In order to delineate a biomarker signature for bladder cancer, Sanchez-Carbayo et al. adopted a dual approach, combining the extraordinary power of both DNA microarrays and antibody microarrays (Sanchez-Carbayo et al. 2006). A set of candidate markers were first identified by gene profiling, after which an antibody microarray targeting a selected set of the candidate proteins was designed and applied. The data showed that the candidate biomarker signature discriminated between bladder cancer patients and healthy controls with a 94 % correct classification rate. The data also indicated a potential of stratifying the tumors (patients) into low versus high risk based on the overall survival of the bladder cancer patients.

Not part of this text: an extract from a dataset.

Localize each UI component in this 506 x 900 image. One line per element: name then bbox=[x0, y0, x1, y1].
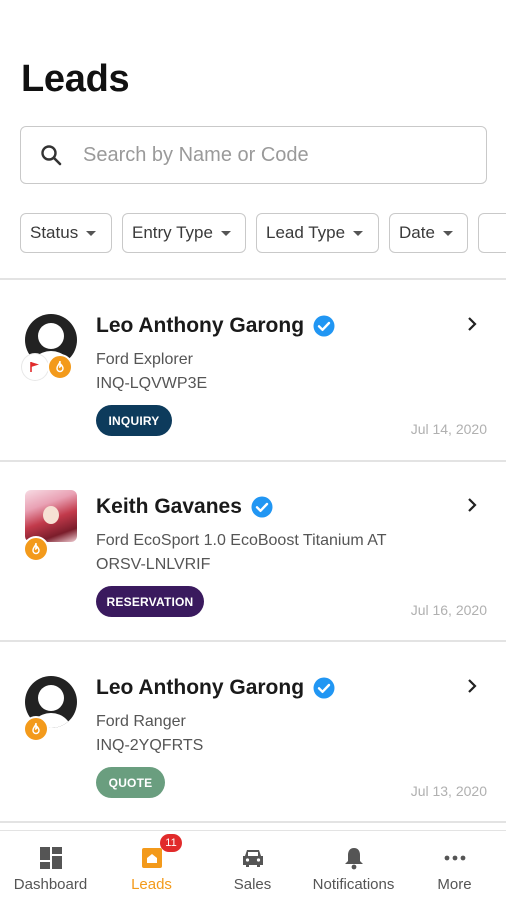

Several array efforts have been devoted towards defining biomarkers for pancreatic cancer (Ingvarsson et al. 2008; Orchekowski et al. 2005; Schroder et al. 2010; Shi et al. 2011; Wingren et al. 2012; Yue et al. 2009, 2011; Gerdtsson et al. 2015). With an overall 5-year survival rate of less than 2–3 % pancreatic cancer is one of the most lethal types of malignancies (Chu et al. 2010; Jemal et al. 2009), which is why biomarkers for improved and early diagnosis would have a significant impact. Early work by Orchekowski et al. revealed a set of candidate serum biomarkers , but they proved to indicate on a general disease state rather than specifically pin-pointing pancreatic cancer. Interestingly, Yue and co-workers investigated the prevalence and nature of glycan alterations on specific proteins in pancreatic cancer patients using antibody-lectin sandwich arrays (Yue et al. 2009). Their work indicated a small set of significantly altered proteins that provided valuable insight into the prevalence and protein carriers of glycan alterations in pancreatic cancer. This outlines the potential of using glycan measurements on specific proteins for highly effective biomarkers . In three other studies, using recombinant antibody microarrays, candidate biomarkers for (early) diagnosis of pancreatic cancer have been deciphered (Ingvarsson et al. 2008; Wingren et al. 2012; Gerdtsson et al. 2015). Once validated, such biomarker signatures could pave the way for early and improved diagnosis based on a minimally invasive blood sample, which could result in a significantly improved outcome for pancreatic cancer patients. Shi and co-workers explored the possibility of defining potential markers for metastatic progression in pancreatic cancer using antibody microarrays, by comparing a metastatic pancreatic cancer line with its parental line (Shi et al. 2011). Interestingly, four dysregulated proteins were identified and validated, which might prove valuable for understanding pancreatic cancer metastasis and aid in the search for potential markers of metastatic progression.

11.7 Future Perspective

Antibody-based proteomic approaches will play a key role for high-throughput, multiplexed protein expression profiling in health and disease for years to come. This will enable simultaneous profiling of numerous high- and low-abundant proteins in crude sample formats in a highly selective, specific and sensitive manner, while consuming minimal amounts of reagents and sample. Generating high-resolution protein maps will be essential in the quest for deciphering biomarkers . In the end, this will pave the way for the next generation of disease diagnostics, patient stratification (e.g., phenotyping, disease status, and sub-grouping), and predicting disease recurrence, as well as evidence-based therapy selectio n.